Research has begun to accrue that demonstrates a positive relationship between participation in school, community, and church activities and student achievement (e.g., Gutman & McLoyd, 2000; Mahoney, Larson, Eccles, & Lord, 2005; National Research Council and Institute of Medicine, 2002; Regnerus & Elder, 2003). Benefits from such activities have been purported to increase achievement through numerous mechanisms. For example, these include enhancing other forms of participation (e.g., attendance), interpersonal competence, educational and occupational aspirations, and academic efficacy and motivation via the provision of various factors (e.g., safety, structure, supportive relationships, sense of belonging, positive social norms, skill building) (Mahoney et al., 2005; National Research Council and Institute of Medicine, 2002). However, studies have rarely examined youth's participation in multiple contexts or activities (Bartko & Eccles, 2003; Feldman & Matjasko, 2005; Fredricks & Eccles, 2006; McNeal, 1998; Posner & Vandell, 1994; Roche, Ensminger, Chilcoat, & Storr, 2003). That is, research typically investigates a single activity or participation in one setting which is most often school. Yet, youth participate in multiple activities across several contexts.

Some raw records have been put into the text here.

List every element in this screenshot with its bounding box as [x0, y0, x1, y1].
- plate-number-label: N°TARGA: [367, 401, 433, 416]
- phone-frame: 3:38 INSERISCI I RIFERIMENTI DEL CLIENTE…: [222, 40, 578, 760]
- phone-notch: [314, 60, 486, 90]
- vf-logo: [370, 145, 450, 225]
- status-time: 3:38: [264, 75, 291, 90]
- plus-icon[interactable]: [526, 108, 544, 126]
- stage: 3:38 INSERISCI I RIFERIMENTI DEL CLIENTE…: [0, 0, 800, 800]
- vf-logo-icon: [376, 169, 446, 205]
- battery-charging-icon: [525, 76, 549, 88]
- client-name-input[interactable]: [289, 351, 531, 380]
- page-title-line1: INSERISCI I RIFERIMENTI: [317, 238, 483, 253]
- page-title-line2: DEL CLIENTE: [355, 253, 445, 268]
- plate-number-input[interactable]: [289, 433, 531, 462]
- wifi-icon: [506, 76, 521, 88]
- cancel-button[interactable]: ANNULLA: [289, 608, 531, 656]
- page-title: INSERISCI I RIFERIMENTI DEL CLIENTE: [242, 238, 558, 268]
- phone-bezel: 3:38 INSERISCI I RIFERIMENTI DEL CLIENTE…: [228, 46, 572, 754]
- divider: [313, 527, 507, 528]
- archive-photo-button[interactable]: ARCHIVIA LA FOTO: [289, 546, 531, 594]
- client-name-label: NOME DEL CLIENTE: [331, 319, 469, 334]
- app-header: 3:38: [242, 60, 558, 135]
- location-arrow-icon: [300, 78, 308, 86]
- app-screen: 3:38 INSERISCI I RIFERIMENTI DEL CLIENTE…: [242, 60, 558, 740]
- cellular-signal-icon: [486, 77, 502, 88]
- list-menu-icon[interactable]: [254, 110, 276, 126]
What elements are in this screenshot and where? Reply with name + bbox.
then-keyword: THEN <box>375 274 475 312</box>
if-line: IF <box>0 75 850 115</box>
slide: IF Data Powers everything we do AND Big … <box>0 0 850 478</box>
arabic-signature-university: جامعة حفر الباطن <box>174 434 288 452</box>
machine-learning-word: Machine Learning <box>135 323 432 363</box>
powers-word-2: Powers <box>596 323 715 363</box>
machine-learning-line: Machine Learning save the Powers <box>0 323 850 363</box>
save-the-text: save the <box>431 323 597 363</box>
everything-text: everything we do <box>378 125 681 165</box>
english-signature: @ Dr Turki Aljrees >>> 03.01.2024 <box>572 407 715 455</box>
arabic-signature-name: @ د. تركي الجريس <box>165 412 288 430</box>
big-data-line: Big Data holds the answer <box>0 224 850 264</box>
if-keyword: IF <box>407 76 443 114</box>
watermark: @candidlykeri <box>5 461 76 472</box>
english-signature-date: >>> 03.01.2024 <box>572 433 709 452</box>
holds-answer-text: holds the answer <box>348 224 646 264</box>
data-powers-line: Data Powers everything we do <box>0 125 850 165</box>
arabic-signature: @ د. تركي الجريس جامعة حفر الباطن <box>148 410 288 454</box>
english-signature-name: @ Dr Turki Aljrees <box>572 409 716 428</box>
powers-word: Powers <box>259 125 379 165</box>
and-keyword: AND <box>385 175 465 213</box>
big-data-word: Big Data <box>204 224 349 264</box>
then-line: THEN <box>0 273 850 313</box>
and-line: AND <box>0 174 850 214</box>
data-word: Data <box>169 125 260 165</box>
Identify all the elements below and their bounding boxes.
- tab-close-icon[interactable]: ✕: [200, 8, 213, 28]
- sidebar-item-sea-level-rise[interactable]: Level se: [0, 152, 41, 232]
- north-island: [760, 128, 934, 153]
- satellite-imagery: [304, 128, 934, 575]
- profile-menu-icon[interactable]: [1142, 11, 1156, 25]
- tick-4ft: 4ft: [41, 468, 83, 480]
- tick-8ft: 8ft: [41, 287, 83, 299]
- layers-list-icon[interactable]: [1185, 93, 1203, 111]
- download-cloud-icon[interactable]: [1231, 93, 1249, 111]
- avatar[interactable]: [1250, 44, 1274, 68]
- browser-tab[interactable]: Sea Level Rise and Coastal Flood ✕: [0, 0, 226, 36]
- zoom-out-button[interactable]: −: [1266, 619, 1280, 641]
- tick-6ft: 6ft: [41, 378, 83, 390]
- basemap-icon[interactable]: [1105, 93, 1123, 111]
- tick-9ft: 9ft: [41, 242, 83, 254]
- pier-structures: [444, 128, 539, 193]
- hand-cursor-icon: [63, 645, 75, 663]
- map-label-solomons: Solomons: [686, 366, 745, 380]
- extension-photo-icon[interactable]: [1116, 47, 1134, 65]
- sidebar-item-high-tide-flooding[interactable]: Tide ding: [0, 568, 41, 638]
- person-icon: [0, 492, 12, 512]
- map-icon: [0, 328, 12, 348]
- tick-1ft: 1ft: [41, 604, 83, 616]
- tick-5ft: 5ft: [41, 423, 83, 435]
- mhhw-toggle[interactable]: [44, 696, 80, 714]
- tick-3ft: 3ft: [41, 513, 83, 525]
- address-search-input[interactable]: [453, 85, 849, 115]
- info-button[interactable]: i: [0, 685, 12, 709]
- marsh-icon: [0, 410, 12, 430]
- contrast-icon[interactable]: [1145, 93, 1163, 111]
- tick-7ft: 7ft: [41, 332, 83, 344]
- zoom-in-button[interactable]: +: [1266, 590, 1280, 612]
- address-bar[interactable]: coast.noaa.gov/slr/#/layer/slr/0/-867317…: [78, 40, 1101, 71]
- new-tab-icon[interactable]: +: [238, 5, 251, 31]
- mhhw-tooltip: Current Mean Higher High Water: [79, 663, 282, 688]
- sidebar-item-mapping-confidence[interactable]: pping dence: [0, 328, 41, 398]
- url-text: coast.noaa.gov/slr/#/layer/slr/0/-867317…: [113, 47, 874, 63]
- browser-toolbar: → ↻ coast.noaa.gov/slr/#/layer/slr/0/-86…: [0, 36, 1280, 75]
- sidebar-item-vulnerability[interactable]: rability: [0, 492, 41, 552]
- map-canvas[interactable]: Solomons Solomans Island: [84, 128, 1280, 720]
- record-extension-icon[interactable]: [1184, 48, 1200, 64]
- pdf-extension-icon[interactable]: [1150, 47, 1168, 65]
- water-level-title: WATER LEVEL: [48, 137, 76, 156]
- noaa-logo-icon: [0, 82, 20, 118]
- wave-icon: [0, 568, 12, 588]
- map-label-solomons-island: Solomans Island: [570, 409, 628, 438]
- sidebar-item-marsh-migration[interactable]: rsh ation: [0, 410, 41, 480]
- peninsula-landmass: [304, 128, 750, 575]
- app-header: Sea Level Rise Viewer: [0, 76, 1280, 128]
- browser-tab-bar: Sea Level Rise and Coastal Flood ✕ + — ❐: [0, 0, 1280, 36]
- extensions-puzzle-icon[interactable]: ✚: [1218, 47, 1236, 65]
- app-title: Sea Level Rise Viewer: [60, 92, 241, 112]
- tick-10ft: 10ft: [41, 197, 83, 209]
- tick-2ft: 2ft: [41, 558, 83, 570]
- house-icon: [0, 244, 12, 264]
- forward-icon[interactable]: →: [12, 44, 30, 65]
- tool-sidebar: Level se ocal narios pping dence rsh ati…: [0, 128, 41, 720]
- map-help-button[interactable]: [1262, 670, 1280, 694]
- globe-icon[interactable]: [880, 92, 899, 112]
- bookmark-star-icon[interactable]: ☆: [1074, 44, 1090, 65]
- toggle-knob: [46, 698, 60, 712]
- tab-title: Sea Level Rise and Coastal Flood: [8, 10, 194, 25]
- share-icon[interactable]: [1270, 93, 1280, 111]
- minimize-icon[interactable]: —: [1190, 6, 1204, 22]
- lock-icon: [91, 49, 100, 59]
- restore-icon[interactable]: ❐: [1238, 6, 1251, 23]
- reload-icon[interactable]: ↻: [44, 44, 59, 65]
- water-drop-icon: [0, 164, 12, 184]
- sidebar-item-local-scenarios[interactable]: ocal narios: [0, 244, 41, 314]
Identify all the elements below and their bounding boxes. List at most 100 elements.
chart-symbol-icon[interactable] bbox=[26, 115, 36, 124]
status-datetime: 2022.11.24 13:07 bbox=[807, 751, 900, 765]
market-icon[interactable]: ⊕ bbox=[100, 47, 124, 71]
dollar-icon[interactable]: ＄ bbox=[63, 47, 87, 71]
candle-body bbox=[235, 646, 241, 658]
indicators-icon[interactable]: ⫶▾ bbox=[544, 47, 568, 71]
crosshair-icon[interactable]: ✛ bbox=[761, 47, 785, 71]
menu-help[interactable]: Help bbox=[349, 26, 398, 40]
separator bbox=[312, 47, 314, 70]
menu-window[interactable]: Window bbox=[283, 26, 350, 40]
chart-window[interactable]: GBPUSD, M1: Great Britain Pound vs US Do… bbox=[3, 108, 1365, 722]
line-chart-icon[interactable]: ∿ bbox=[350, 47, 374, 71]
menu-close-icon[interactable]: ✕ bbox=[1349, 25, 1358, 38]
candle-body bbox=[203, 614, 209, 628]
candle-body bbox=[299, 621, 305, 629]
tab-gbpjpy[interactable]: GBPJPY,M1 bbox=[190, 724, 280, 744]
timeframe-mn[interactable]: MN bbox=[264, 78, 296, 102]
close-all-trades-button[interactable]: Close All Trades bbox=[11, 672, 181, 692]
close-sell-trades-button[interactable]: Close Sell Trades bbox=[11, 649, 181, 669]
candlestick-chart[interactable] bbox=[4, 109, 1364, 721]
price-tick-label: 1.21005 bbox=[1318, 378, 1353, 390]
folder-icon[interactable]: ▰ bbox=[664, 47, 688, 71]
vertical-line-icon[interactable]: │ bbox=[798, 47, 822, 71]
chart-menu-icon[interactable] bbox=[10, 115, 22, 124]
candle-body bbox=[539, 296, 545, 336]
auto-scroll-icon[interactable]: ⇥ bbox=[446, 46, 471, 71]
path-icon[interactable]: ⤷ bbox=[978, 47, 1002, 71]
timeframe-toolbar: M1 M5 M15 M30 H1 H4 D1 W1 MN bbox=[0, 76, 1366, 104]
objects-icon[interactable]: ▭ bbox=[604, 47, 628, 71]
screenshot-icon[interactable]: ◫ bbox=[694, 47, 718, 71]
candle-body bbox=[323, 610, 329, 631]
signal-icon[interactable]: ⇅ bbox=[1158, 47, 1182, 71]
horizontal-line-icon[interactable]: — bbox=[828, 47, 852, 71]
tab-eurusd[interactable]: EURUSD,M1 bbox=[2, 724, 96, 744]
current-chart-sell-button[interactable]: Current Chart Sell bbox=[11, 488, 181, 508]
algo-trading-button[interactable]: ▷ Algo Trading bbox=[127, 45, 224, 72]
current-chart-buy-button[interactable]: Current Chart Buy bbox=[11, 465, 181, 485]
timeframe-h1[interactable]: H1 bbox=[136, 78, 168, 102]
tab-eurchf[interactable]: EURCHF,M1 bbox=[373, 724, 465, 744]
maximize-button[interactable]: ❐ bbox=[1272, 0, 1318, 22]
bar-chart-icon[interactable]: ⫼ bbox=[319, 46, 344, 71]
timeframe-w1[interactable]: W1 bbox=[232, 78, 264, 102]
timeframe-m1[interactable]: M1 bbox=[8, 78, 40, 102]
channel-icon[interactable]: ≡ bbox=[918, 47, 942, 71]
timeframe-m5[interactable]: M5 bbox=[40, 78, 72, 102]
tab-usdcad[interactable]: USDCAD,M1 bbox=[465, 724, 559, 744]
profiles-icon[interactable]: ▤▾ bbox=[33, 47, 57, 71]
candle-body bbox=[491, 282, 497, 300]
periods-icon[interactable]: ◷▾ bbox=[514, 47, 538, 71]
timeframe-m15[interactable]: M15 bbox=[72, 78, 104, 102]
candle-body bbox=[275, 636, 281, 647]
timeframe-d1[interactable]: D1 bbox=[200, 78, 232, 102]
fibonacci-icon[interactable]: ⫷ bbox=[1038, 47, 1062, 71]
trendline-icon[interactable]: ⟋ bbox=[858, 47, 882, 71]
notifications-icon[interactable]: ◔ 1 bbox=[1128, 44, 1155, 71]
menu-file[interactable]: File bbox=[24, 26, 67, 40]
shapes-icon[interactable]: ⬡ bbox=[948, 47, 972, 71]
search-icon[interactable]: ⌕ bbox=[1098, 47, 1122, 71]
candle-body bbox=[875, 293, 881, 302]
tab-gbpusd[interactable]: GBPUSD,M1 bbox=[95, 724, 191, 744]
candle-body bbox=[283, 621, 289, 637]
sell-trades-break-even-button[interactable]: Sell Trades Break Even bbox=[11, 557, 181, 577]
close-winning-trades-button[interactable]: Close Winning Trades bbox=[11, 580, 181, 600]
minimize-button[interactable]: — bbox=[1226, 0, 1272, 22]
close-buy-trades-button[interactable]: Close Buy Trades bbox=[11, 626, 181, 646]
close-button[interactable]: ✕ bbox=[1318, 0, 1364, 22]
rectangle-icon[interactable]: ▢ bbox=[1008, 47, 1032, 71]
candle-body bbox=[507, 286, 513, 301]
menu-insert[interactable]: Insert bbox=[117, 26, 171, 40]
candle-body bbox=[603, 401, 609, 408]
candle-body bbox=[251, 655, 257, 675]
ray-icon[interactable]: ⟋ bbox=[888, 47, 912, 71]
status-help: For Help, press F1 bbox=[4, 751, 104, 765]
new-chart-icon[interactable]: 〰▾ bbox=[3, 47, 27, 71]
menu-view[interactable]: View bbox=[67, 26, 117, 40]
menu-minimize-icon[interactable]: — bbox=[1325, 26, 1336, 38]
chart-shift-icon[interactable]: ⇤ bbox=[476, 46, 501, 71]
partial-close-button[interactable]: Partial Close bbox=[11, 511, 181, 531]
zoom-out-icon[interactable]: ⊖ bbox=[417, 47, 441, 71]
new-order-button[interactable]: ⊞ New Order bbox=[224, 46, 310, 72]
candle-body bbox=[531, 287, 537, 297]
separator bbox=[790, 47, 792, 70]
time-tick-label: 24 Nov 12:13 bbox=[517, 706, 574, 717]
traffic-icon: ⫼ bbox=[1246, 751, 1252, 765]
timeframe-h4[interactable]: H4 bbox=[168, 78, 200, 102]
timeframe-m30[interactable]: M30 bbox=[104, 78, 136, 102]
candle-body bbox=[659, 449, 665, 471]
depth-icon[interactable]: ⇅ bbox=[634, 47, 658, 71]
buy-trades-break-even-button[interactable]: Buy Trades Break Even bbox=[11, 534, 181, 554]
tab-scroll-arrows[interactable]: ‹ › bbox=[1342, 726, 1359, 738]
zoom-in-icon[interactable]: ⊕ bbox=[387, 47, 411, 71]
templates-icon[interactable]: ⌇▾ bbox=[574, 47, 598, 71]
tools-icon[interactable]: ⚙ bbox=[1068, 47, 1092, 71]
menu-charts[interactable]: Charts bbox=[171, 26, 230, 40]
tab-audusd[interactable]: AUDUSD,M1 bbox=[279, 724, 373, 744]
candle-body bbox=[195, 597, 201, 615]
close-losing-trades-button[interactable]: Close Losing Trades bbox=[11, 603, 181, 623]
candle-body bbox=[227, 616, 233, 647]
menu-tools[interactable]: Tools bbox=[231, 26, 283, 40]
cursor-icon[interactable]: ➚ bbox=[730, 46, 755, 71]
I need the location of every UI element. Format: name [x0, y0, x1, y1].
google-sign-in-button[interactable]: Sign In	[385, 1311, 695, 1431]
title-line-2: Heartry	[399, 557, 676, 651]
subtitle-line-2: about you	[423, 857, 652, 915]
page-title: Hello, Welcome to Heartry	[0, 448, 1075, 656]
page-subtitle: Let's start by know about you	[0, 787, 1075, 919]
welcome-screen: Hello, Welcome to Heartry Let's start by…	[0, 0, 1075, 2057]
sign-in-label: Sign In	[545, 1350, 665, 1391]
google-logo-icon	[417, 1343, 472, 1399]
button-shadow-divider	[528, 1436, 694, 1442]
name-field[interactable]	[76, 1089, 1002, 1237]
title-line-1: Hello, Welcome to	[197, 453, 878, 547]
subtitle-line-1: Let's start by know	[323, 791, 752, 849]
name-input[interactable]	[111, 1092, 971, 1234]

In addition, little research on students' activities has involved rural youth, especially rural youth experiencing high levels of poverty. Several findings indicate that the poverty encountered by rural African American youth substantially increases their chances for educational problems including low achievement (Farmer, Irvin, Thompson, Hutchins, & Leung, 2006; Johnson & Strange, 2007; Khattri, Riley, & Kane, 1997). For example, African American youth attending schools identified as Rural Low Income by the Rural Education Achievement Program are four times less likely to meet Adequate Yearly Progress than most other rural youth (Farmer, Leung, et al.